What I did for undo support was that I made paragraphs and words immutable; adding a word to a paragraph actually copied the paragraph, with the new one referring to the same words that were in the old one, plus the new word. Again, all quite cheap because the structures were small. But this means that I can now copy the entire document for each level in the undo stack, because I since paragraphs are immutable I can share them across multiple levels in the undo stack.

Surprisingly, it worked.

The tl;dr here is: immutable data structures are awesome, and I should totally have designed in undo right at the beginning.


Tell them it's for debugging: a runtime-reversible action log lets you track what the user did and step back while the program is still running. Even if it's never used for that, junior developers might be impressed by your forethought...

By the way, it's curious how some developers are happy to spend inordinate amounts of time building abstractions to help themselves, but are opposed to building abstractions that would help the user (like an undo architecture).


Agreed. Undo can be almost trivial if you bake in support at the start, it can become orders of magnitude harder to add later. In projects where I have any say in the matter, undo is there from day one.

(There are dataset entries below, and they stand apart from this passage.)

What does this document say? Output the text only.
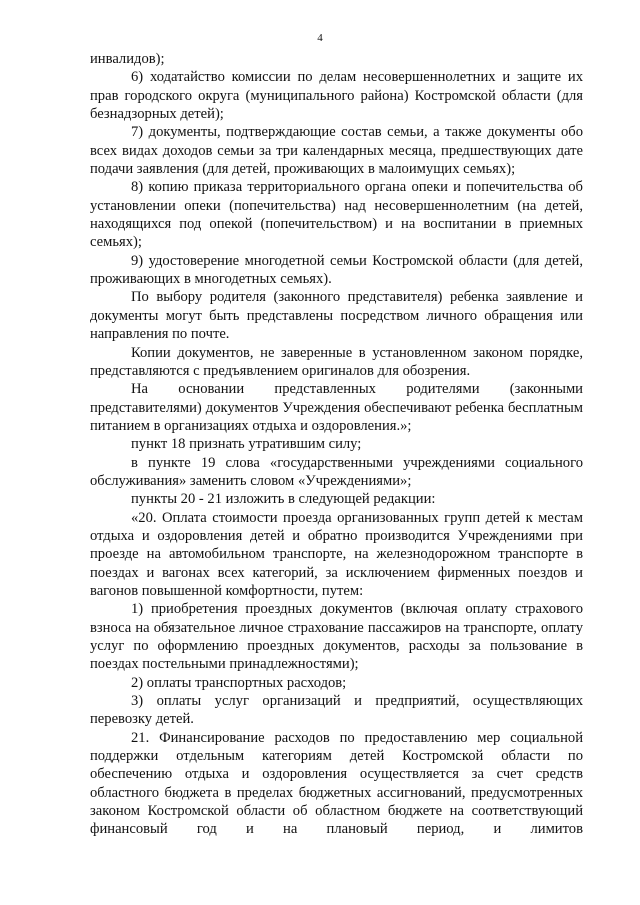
4

инвалидов);

6) ходатайство комиссии по делам несовершеннолетних и защите их прав городского округа (муниципального района) Костромской области (для безнадзорных детей);

7) документы, подтверждающие состав семьи, а также документы обо всех видах доходов семьи за три календарных месяца, предшествующих дате подачи заявления (для детей, проживающих в малоимущих семьях);

8) копию приказа территориального органа опеки и попечительства об установлении опеки (попечительства) над несовершеннолетним (на детей, находящихся под опекой (попечительством) и на воспитании в приемных семьях);

9) удостоверение многодетной семьи Костромской области (для детей, проживающих в многодетных семьях).

По выбору родителя (законного представителя) ребенка заявление и документы могут быть представлены посредством личного обращения или направления по почте.

Копии документов, не заверенные в установленном законом порядке, представляются с предъявлением оригиналов для обозрения.

На основании представленных родителями (законными представителями) документов Учреждения обеспечивают ребенка бесплатным питанием в организациях отдыха и оздоровления.»;

пункт 18 признать утратившим силу;

в пункте 19 слова «государственными учреждениями социального обслуживания» заменить словом «Учреждениями»;

пункты 20 - 21 изложить в следующей редакции:

«20. Оплата стоимости проезда организованных групп детей к местам отдыха и оздоровления детей и обратно производится Учреждениями при проезде на автомобильном транспорте, на железнодорожном транспорте в поездах и вагонах всех категорий, за исключением фирменных поездов и вагонов повышенной комфортности, путем:

1) приобретения проездных документов (включая оплату страхового взноса на обязательное личное страхование пассажиров на транспорте, оплату услуг по оформлению проездных документов, расходы за пользование в поездах постельными принадлежностями);

2) оплаты транспортных расходов;

3) оплаты услуг организаций и предприятий, осуществляющих перевозку детей.

21. Финансирование расходов по предоставлению мер социальной поддержки отдельным категориям детей Костромской области по обеспечению отдыха и оздоровления осуществляется за счет средств областного бюджета в пределах бюджетных ассигнований, предусмотренных законом Костромской области об областном бюджете на соответствующий финансовый год и на плановый период, и лимитов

To me Undo is one of those features that make a lot of sense internally because it forces a certain structure to your data. Whether you're doing it by commands or snapshots, the end result is a heavy separation of concerns that makes a product's internal architecture easier to maintain in the long run.

Having a user-facing "undo" action at that point is almost a side effect of just good internal metaphors.


There's no better test of your skill as an architecture astronaut than the question, "How hard would it be to add unlimited undo/redo to this code?"